World's second-largest tin producer (23.5% of global output); Oct 2025 crackdown seized illegal mines worth $362-422M—80% of output was informal.

province in Indonesia

Tin mining on Bangka may date to the 7th century; by the 18th century, Chinese migrants worked Dutch-controlled deposits under a 1722 treaty with the Palembang Sultanate. Today these two islands off eastern Sumatra produce 23.5% of global tin output—nearly one-fifth of worldwide supply—making Indonesia the world's second-largest producer. Mining concessions cover over 1 million hectares, one-eighth of the province's land and sea area.

President Prabowo Subianto's October 2025 crackdown marked a turning point. Announcing the closure of 1,000 illegal mines, the government seized six smelters, 680 metric tonnes of refined tin, and 108 units of heavy equipment worth USD 362-422 million. Illegal operations may represent 80% of output; PT Timah, the state miner, reported a 32% drop in ore production in 2025's first half as shadow production crowded out legal extraction. Tin prices surged past $37,500/tonne as supply tightened.
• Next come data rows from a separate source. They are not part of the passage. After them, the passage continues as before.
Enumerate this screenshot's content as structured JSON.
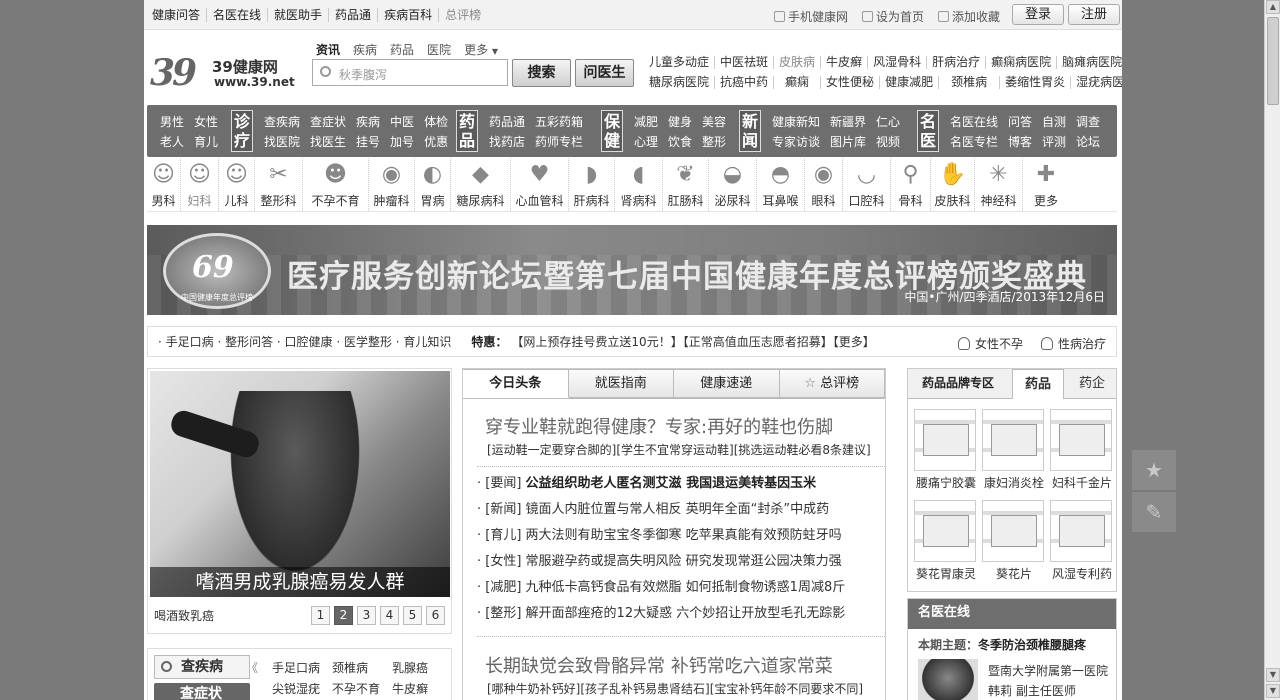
{
  "topbar": {
    "nav": [
      "健康问答",
      "名医在线",
      "就医助手",
      "药品通",
      "疾病百科",
      "总评榜"
    ],
    "links": [
      "手机健康网",
      "设为首页",
      "添加收藏"
    ],
    "login": "登录",
    "register": "注册"
  },
  "logo": {
    "mark": "39",
    "name": "39健康网",
    "url": "www.39.net"
  },
  "search": {
    "tabs": [
      "资讯",
      "疾病",
      "药品",
      "医院",
      "更多"
    ],
    "placeholder": "秋季腹泻",
    "search_btn": "搜索",
    "ask_btn": "问医生"
  },
  "hot": {
    "row1": [
      "儿童多动症",
      "中医祛斑",
      "皮肤病",
      "牛皮癣",
      "风湿骨科",
      "肝病治疗",
      "癫痫病医院",
      "脑瘫病医院"
    ],
    "row2": [
      "糖尿病医院",
      "抗癌中药",
      "癫痫",
      "女性便秘",
      "健康减肥",
      "颈椎病",
      "萎缩性胃炎",
      "湿疣病医院"
    ]
  },
  "darknav": {
    "g1": {
      "r1": [
        "男性",
        "女性"
      ],
      "r2": [
        "老人",
        "育儿"
      ]
    },
    "zhenliao": "诊疗",
    "g2": {
      "r1": [
        "查疾病",
        "查症状",
        "疾病",
        "中医",
        "体检"
      ],
      "r2": [
        "找医院",
        "找医生",
        "挂号",
        "加号",
        "优惠"
      ]
    },
    "yaopin": "药品",
    "g3": {
      "r1": [
        "药品通",
        "五彩药箱"
      ],
      "r2": [
        "找药店",
        "药师专栏"
      ]
    },
    "baojian": "保健",
    "g4": {
      "r1": [
        "减肥",
        "健身",
        "美容"
      ],
      "r2": [
        "心理",
        "饮食",
        "整形"
      ]
    },
    "xinwen": "新闻",
    "g5": {
      "r1": [
        "健康新知",
        "新疆界",
        "仁心"
      ],
      "r2": [
        "专家访谈",
        "图片库",
        "视频"
      ]
    },
    "mingyi": "名医",
    "g6": {
      "r1": [
        "名医在线",
        "问答",
        "自测",
        "调查"
      ],
      "r2": [
        "名医专栏",
        "博客",
        "评测",
        "论坛"
      ]
    }
  },
  "depts": [
    {
      "label": "男科",
      "icon": "man-icon"
    },
    {
      "label": "妇科",
      "icon": "woman-icon"
    },
    {
      "label": "儿科",
      "icon": "child-icon"
    },
    {
      "label": "整形科",
      "icon": "plastic-icon"
    },
    {
      "label": "不孕不育",
      "icon": "infertility-icon"
    },
    {
      "label": "肿瘤科",
      "icon": "tumor-icon"
    },
    {
      "label": "胃病",
      "icon": "stomach-icon"
    },
    {
      "label": "糖尿病科",
      "icon": "diabetes-icon"
    },
    {
      "label": "心血管科",
      "icon": "heart-icon"
    },
    {
      "label": "肝病科",
      "icon": "liver-icon"
    },
    {
      "label": "肾病科",
      "icon": "kidney-icon"
    },
    {
      "label": "肛肠科",
      "icon": "intestine-icon"
    },
    {
      "label": "泌尿科",
      "icon": "bladder-icon"
    },
    {
      "label": "耳鼻喉",
      "icon": "ear-icon"
    },
    {
      "label": "眼科",
      "icon": "eye-icon"
    },
    {
      "label": "口腔科",
      "icon": "mouth-icon"
    },
    {
      "label": "骨科",
      "icon": "bone-icon"
    },
    {
      "label": "皮肤科",
      "icon": "skin-icon"
    },
    {
      "label": "神经科",
      "icon": "nerve-icon"
    },
    {
      "label": "更多",
      "icon": "plus-icon"
    }
  ],
  "banner": {
    "badge_num": "69",
    "badge_sub": "中国健康年度总评榜",
    "title": "医疗服务创新论坛暨第七届中国健康年度总评榜颁奖盛典",
    "place": "中国•广州/四季酒店/2013年12月6日"
  },
  "ticker": {
    "links": "· 手足口病 · 整形问答 · 口腔健康 · 医学整形 · 育儿知识",
    "label": "特惠：",
    "text": "【网上预存挂号费立送10元！】【正常高值血压志愿者招募】【更多】",
    "right": [
      "女性不孕",
      "性病治疗"
    ]
  },
  "photo": {
    "caption": "嗜酒男成乳腺癌易发人群",
    "footer": "喝酒致乳癌",
    "pages": [
      "1",
      "2",
      "3",
      "4",
      "5",
      "6"
    ],
    "active_page": "2"
  },
  "checker": {
    "title": "查疾病",
    "title2": "查症状",
    "arrow": "《",
    "items": [
      "手足口病",
      "颈椎病",
      "乳腺癌",
      "尖锐湿疣",
      "不孕不育",
      "牛皮癣"
    ]
  },
  "news": {
    "tabs": [
      "今日头条",
      "就医指南",
      "健康速递",
      "总评榜"
    ],
    "headline": "穿专业鞋就跑得健康？专家:再好的鞋也伤脚",
    "subline": "[运动鞋一定要穿合脚的][学生不宜常穿运动鞋][挑选运动鞋必看8条建议]",
    "items": [
      {
        "tag": "· [要闻] ",
        "bold": "公益组织助老人匿名测艾滋 我国退运美转基因玉米",
        "text": ""
      },
      {
        "tag": "· [新闻] ",
        "bold": "",
        "text": "镜面人内脏位置与常人相反 英明年全面“封杀”中成药"
      },
      {
        "tag": "· [育儿] ",
        "bold": "",
        "text": "两大法则有助宝宝冬季御寒 吃苹果真能有效预防蛀牙吗"
      },
      {
        "tag": "· [女性] ",
        "bold": "",
        "text": "常服避孕药或提高失明风险 研究发现常逛公园决策力强"
      },
      {
        "tag": "· [减肥] ",
        "bold": "",
        "text": "九种低卡高钙食品有效燃脂 如何抵制食物诱惑1周减8斤"
      },
      {
        "tag": "· [整形] ",
        "bold": "",
        "text": "解开面部痤疮的12大疑惑 六个妙招让开放型毛孔无踪影"
      }
    ],
    "headline2": "长期缺觉会致骨骼异常 补钙常吃六道家常菜",
    "subline2": "[哪种牛奶补钙好][孩子乱补钙易患肾结石][宝宝补钙年龄不同要求不同]"
  },
  "drugs": {
    "tabs": [
      "药品品牌专区",
      "药品",
      "药企"
    ],
    "items": [
      "腰痛宁胶囊",
      "康妇消炎栓",
      "妇科千金片",
      "葵花胃康灵",
      "葵花片",
      "风湿专利药"
    ]
  },
  "doctor": {
    "title": "名医在线",
    "topic_label": "本期主题：",
    "topic": "冬季防治颈椎腰腿疼",
    "hospital": "暨南大学附属第一医院",
    "name": "韩莉  副主任医师"
  },
  "floattools": [
    "star-icon",
    "edit-icon"
  ],
  "colors": {
    "nav_bg": "#6e6e6e",
    "page_bg": "#7a7a7a"
  }
}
The environmental toll is documented: 240,000 hectares of mangrove forest damaged, 5,000 hectares of coral reef destroyed. Between 2019 and 2023, 81 miners died in accidents; 13 children drowned in abandoned mining pits. By 2026, whether the crackdown consolidates state control or simply shifts illegal activity determines both global tin supply chains and the province's ecological future.